Enfin, l’enseignement supérieur doit aussi être le lieu d’une formation tout au long de la vie accompagnant les évolutions nécessaires de notre modèle de développement. Les formations supérieures ont vocation à s’ouvrir largement à la VAE et aux reprises d’études, y compris à temps partiel, à mesure que se développera un système de crédit-formation utilisable tout au long de la vie. Le succès des filières à dimension professionnelle (BTS et IUT) démontre qu’elles répondent à un besoin, tant des étudiants que des entreprises : mais elles le font d’autant mieux qu’elles sont le débouché de filières uni- ou pluridisciplinaires ayant permis aux étudiants d’acquérir le bagage théorique et méthodologique approprié. Le « tout-professionnel », outre qu’il serait antinomique avec un développement de la formation par la recherche, ne peut être une réponse durable à la montée en complexité des métiers et au besoin d’adaptabilité, comme en témoigne la réflexion en cours en Allemagne sur la prolongation de la formation initiale avant le passage en apprentissage. La pérennité des IUT, mise à mal par la LRU alors qu’ils sont (avec les BTS) parmi les dernières institutions qui permettent un minimum d’ascenseur social, doit être réaffirmée.
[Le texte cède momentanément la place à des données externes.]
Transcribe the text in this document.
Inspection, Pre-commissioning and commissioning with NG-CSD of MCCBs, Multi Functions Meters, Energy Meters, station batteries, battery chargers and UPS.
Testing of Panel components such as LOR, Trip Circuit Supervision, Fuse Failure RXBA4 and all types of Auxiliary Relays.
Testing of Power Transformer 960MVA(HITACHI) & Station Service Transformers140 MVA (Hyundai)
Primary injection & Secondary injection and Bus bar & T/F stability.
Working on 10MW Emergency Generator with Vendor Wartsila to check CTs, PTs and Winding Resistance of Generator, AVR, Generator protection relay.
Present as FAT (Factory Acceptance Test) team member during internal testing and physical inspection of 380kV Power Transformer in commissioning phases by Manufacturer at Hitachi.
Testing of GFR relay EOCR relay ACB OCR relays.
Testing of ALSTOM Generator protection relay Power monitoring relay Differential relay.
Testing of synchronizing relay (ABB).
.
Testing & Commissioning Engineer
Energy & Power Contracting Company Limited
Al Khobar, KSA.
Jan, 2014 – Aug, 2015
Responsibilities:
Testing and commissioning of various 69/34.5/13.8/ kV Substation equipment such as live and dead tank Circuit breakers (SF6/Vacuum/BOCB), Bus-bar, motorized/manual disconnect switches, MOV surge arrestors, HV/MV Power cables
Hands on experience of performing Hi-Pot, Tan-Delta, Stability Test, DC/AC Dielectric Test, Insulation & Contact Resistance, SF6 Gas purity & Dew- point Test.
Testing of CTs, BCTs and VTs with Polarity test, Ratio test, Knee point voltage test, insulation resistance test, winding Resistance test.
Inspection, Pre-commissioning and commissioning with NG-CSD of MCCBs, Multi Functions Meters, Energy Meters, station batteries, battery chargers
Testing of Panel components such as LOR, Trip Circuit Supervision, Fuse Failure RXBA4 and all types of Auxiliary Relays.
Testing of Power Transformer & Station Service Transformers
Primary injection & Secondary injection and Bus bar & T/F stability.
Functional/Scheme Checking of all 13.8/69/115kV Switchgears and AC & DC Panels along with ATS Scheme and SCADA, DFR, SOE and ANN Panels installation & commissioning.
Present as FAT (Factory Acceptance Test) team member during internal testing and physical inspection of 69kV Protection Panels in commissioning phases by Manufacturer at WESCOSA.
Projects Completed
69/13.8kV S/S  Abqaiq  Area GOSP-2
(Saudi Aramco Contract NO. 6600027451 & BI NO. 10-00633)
Une réflexion globale, associant les acteurs en charge de ces formations ainsi que leurs parties prenantes, est nécessaire pour garantir la cohérence de ces formations, préciser leur positionnement au niveau des PRES, et poursuivre leur développement, notamment sur les villes moyennes, tout en restant fidèles à leur vocation initiale d’accueillir une diversité de publics, et notamment un pourcentage important de bac technologiques. Quant aux universités, plus que d’une « ouverture au privé », elles ont besoin des moyens (ressources humaines notamment) d’assurer des relations pérennes avec les entreprises de leurs bassins d’emploi, faire connaître leurs formations et tisser des réseaux donc bénéficieront directement les étudiants en recherche de stage.
La construction d’une France plus écologique et plus juste socialement se joue aussi dans le développement d’un enseignement supérieur attractif et démocratique. A rebours des effets d’annonces, nous souhaitons mener une action déterminée pour l’ouvrir à toutes et tous.